Felices en la tierra

Autor: Padre Luis de Moya

Sitios Web: Fluvium.org, muertedigna.org, luisdemoya.org

 

 

Alguno podría pensar que estas palabras del Señor (Lc 6, 17. 20-26) reflejan el estilo de vida de los cristianos, de suyo tristes y sumidos habitualmente en la contrariedad. Frente a esas vidas discurrirían el resto de los hombres --la mayoría de la gente-- que gozan, libres de las exigencias de Jesucristo, o al menos no se complican innecesariamente. Ciertamente las palabras del Señor son de alabanza para los que sufren: para los que sienten necesidades materiales y del espíritu; mientras que, por así decir, amenaza a los que piensan no carecer de nada, a los que sienten satisfechos por cómo les van las cosas.

Es este un pasaje, entre otros --el de las Bienaventuranzas--, cargado de todo el misterio de Dios y, consecuentemente, de toda su grandeza. No son las Bienaventuranzas unos consejos "piadosos" en el sentido flojo de esta expresión. Se trata, por el contrario, de verdaderos retos que Jesucristo plantea a todos los hombres reclamando de cada uno asentimiento a su divinidad.
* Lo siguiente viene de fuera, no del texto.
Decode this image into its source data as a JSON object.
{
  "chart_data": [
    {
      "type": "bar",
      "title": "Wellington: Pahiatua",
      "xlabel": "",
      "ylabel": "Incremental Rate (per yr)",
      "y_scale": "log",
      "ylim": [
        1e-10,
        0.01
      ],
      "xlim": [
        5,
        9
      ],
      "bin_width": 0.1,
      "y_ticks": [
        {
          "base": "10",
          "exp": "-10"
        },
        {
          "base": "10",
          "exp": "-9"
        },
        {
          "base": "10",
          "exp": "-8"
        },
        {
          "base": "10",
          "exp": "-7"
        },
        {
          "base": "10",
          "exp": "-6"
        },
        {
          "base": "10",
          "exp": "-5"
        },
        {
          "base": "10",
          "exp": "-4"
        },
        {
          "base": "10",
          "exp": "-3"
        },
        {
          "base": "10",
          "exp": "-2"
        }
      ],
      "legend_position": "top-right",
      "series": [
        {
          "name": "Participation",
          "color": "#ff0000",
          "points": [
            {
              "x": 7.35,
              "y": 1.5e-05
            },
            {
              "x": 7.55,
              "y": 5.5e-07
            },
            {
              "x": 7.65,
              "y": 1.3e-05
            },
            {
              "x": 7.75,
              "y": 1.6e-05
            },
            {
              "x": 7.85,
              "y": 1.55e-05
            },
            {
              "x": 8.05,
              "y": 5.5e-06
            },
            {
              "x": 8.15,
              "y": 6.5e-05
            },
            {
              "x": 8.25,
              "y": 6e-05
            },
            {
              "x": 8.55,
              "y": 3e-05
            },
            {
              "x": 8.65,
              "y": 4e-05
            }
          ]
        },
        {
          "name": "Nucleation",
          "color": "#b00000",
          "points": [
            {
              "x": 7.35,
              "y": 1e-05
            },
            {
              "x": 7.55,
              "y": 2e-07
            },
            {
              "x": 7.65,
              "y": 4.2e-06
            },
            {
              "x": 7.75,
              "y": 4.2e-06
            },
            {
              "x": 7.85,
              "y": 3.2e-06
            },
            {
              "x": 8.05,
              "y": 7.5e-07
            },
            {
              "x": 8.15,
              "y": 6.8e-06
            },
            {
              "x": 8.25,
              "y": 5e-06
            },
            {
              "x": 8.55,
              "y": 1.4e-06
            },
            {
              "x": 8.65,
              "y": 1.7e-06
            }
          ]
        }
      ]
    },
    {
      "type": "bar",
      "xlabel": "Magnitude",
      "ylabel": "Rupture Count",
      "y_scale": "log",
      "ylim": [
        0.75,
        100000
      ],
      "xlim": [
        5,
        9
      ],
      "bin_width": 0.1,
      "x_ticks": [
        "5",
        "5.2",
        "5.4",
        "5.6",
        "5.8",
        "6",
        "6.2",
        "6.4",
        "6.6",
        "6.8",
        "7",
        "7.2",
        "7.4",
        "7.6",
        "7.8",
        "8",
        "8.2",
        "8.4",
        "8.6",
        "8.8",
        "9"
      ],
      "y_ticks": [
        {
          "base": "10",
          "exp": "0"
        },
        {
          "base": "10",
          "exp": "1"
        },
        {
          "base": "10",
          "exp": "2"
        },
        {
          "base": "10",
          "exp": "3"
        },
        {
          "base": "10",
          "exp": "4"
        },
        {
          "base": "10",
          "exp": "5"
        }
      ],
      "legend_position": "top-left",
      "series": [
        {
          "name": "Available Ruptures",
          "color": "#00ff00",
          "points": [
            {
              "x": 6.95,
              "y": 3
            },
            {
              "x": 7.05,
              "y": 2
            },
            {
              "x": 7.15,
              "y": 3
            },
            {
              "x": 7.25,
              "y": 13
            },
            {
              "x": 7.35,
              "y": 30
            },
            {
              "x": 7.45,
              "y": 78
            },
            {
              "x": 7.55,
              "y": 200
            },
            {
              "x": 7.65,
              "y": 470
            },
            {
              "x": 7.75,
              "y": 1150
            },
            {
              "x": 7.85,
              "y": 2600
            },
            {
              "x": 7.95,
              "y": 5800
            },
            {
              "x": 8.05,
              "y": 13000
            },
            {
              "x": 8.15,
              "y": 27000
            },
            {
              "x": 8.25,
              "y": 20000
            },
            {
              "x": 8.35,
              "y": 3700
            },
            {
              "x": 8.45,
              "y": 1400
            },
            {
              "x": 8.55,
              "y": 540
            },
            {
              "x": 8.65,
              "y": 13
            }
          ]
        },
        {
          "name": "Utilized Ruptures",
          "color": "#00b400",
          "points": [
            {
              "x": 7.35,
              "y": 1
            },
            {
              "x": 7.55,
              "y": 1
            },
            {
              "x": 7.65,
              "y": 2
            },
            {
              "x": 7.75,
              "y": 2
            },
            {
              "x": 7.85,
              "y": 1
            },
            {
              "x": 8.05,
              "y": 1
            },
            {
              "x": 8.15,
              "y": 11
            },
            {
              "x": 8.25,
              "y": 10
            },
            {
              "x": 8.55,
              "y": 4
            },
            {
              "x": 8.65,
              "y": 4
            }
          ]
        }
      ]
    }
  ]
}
Es preciso ser realistas ante ese modo de vida, que hemos de incorporar si queremos ser cristianos de verdad. Para ello no hay más remedio que reconocer que no se entiende, eso de que son bienaventurados los pobres y los que padecen hambre y los que lloran. Como tampoco se entiende que deban lamentarse, en cambio, los ricos y los que son honrados con la gente. No se entiende, al menos desde el punto de vista más común, exclusivamente humano.

No podemos olvidar que fue voluntad de Dios, Creador del hombre y de cuanto existe, que fuéramos capaces de El y que nuestra plenitud personal consistiera en poseerle. No ha de extrañarnos, entonces, que constituya una verdadera desgracia para el hombre --capaz de Dios-- sentirse satisfecho con realidades sólo temporales. De esos hombres se lamenta el Señor: ¡ay de vosotros los ricos --dice, por ejemplo--, porque ya habéis recibido vuestro consuelo!

¿Dónde están mis ideales, mis ilusiones? ¿En qué tengo puesta mi esperanza? Y recordamos aquellas otras palabras de Cristo, de que ningún criado puede servir a dos señores, pues odiará a uno y amará al otro, o preferirá a uno y despreciará al otro. No podéis --concluye-- servir a Dios y al dinero. Y otro tanto sucede con los honores, con la salud, con la comodidad, con todo lo que nos atrae en la vida, pero es sólo de este mundo y, por tanto, no es el mismo Dios. No nos dejemos atraer por esos ideales buscando en ellos lo que no pueden dar. Hagamos un acto explícito de fe en que sólo Dios nos puede colmar, en que son apariencias, ilusiones para nosotros pequeñas, esos otros atractivos que nos ofrece este mundo.

Movidos por esa fe, comprendemos que es lógico que sean los insatisfechos según este mundo los que son realmente felices, bienaventurados: los que buscando derechamente y sólo a Dios en la vida --muy posiblemente, mientras llevan a cabo sus quehaceres ordinarios como los demás--, no dejan tiempo ni ilusión para ponerlos en lo que no es Dios. Por así decir, Dios les agota, consume todas sus energías y su capacidad de amar, de paso que no encuentra obstáculo para mostrarles su amor, puesto que no quieren que nada los distraiga de El. Desean, positivamente, sentirse libres --y serlo de verdad-- de ataduras terrenas por pequeñas que sean, que serían freno, lastre inútil en su camino hasta el Cielo.

Ciertamente, los bienaventurados de los que habla Jesús sufren. Es real que notan la ausencia de esos consuelos que ven en otros y, como son gente normal, notan el atractivo de la vida confortable y sin dificultades que podrían llevar con sólo no tomarse la fe tan en serio. El cristiano siente, por eso, a menudo la tentación de desistir, de ser uno de tantos...; y la tentación de hacer compatible el amor a Dios sobre todas las cosas, con un cierto amor --pero verdadero amor, al fin y al cabo-- a las cosas mismas. Sería contemporizar, como cuenta de alguien el beato Josemaría en aquel punto de Camino: Me dices que tienes en tu pecho fuego y agua, frío y calor, pasioncillas y Dios...: una vela encendida a San Miguel, y otra al diablo.

Tranquilízate: mientras quieras luchar no hay dos velas encendidas en tu pecho, sino una, la del Arcángel.

Pidamos a Nuestra Madre --maestra de fe-- que nos convenza de que, como Ella, sólo somos felices cuando nada más buscamos al Señor.